Şimdi, bu Suriye'deki vahşet manzaralarına tabii ki insan sıfatına yakışan bir ruha sahip herhangi bir kişinin tepki göstermemesi, duyarsız kalması mümkün değil ancak biz Türkiye Cumhuriyeti devletinin Parlamentosunda görev yapıyoruz ve Türkiye Cumhuriyeti devletinin bir alt komisyonunu oluşturuyoruz ve Komisyonumuzun görev süresi de Meclis İçtüzüğü hükümlerine göre sınırlanmış bir süre. Dolayısıyla, tabii ki Suriye'ye gitmek, oradaki vahşeti incelemek, kamuoyunu aydınlatmak çarpıcı bir fikir olabilir ama bence asıl odaklanmamız gereken konunun uzağına düşmüş olabiliriz, belki o ayrı bir çalışmanın konusunu oluşturabilir. Dolayısıyla, bizim öncelikle Türkiye'deki kadın ve şiddet ile ayrımcılık sorununa eğilmemiz gerekiyor. Elbette bu çerçevede Türkiye'de yaşayan göçmen kadınların da karşı karşıya kaldıkları sorunları dikkate almak zorundayız çünkü onlar da bu topraklarda hayatlarını sürdürüyorlar.

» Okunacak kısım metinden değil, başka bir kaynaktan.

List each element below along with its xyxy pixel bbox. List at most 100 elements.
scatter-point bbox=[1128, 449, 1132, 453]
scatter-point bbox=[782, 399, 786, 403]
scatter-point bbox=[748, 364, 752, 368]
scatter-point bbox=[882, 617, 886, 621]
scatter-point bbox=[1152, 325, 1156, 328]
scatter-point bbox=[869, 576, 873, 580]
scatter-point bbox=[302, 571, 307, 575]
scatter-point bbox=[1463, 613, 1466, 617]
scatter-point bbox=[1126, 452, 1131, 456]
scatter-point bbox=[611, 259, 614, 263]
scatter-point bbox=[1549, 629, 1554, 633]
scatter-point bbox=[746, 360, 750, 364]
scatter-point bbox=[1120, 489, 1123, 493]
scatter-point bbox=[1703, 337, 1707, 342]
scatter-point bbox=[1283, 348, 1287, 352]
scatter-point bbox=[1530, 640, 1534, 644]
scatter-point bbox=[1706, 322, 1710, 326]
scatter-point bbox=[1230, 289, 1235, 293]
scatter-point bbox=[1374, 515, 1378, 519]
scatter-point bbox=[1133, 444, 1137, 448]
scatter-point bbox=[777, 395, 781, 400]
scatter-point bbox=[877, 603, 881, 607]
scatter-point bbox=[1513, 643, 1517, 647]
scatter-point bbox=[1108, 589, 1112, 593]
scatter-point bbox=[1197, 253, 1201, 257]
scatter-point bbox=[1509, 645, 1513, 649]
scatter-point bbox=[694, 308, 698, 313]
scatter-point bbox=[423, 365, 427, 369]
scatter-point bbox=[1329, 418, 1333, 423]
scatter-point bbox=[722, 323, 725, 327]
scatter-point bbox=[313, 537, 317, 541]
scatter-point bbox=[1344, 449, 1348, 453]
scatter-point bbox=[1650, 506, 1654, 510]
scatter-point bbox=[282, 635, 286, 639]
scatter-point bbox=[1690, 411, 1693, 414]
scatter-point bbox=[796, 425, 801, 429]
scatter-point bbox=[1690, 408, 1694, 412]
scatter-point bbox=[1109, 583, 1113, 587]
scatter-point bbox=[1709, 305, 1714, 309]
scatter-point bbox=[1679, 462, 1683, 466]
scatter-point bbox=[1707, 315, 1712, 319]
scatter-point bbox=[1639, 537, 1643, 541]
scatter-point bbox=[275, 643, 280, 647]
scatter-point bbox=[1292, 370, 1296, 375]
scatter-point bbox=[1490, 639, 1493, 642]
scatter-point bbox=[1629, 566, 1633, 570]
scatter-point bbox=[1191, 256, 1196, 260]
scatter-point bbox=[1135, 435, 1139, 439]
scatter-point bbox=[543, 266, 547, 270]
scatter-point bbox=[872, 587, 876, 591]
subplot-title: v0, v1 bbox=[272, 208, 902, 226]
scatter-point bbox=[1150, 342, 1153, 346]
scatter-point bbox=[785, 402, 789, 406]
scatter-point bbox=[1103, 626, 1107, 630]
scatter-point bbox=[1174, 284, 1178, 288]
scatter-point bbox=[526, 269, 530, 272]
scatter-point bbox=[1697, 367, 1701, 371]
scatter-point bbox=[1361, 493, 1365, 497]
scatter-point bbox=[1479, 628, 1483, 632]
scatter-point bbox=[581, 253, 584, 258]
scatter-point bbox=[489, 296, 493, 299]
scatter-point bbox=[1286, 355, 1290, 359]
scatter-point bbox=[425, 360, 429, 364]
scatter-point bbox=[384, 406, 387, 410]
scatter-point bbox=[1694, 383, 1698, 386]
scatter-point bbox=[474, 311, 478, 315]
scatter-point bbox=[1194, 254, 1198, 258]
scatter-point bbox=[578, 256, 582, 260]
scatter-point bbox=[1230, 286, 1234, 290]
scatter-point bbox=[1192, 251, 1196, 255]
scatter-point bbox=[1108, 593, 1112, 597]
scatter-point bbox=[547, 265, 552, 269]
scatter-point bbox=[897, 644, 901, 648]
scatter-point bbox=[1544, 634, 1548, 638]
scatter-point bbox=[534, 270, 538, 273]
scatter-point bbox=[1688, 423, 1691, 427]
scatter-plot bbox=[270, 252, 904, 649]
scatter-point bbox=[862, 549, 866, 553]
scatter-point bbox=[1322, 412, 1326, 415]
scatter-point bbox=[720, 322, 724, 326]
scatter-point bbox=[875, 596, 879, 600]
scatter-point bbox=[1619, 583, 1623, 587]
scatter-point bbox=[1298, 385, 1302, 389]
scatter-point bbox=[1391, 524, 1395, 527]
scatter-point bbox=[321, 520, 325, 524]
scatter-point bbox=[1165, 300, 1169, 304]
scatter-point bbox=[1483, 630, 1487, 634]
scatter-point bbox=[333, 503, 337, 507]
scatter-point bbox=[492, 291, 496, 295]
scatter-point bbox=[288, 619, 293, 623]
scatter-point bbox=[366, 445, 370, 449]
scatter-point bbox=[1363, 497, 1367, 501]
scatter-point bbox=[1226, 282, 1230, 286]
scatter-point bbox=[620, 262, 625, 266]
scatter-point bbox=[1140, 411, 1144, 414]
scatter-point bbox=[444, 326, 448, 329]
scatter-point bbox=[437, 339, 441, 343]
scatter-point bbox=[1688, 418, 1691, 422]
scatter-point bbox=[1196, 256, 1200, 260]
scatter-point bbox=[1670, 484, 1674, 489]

Şimdi, madem öneriler sunma durumumuz, yetkimiz var. Bu yenidoğan çetesiyle ilgili hadise, aslında bizzat kadının ruh dünyasıyla ilgili olan bir hadise. Ben anne olmadım, çocuk sahibi değilim ama kurduğum empatiyle elbette anlayabiliyorum. Bir kadın dokuz ay boyunca kanıyla, canıyla karnında bir canlı besliyor ve onu dünyaya getireceği, yetiştireceği yönünde hayaller kuruyor ve sonunda -bir tıbbi hata değil bu- çok ciddi bir çeteleşmenin neticesinde çocuğunu kaybediyor. Böyle bir kadının ruhsal sarsıntısı herhâlde kolay atlatılacak bir sarsıntı değil. Dolayısıyla, eğer önerilerimiz dikkate alınacaksa, yeni doğan çetesinin hedefinde yer almış bebek kayıpları nedeniyle mağduriyet yaşamış olan -bu bir şiddettir- o şiddete maruz kalmış olan annelerle ilgili bir inceleme yapmayı daha doğru buluyorum.

Söz verdiğiniz için teşekkür ediyorum ve Sağlık Bakanlığını temsilen gelen bürokratlarımıza da bu vesileyle hoş geldiniz diyorum.

Teşekkürler.

BAŞKAN MUSTAFA HULKİ CEVİZOĞLU - Çok teşekkürler Kıymetli Hocam.

Aslında çocuğa şiddeti araştıran başka bir komisyonumuz var ama çocuk olunca anne de söz konusu olduğu için...

SERAP YAZICI ÖZBUDUN (Antalya) - Ben annelerle ilgili diyorum.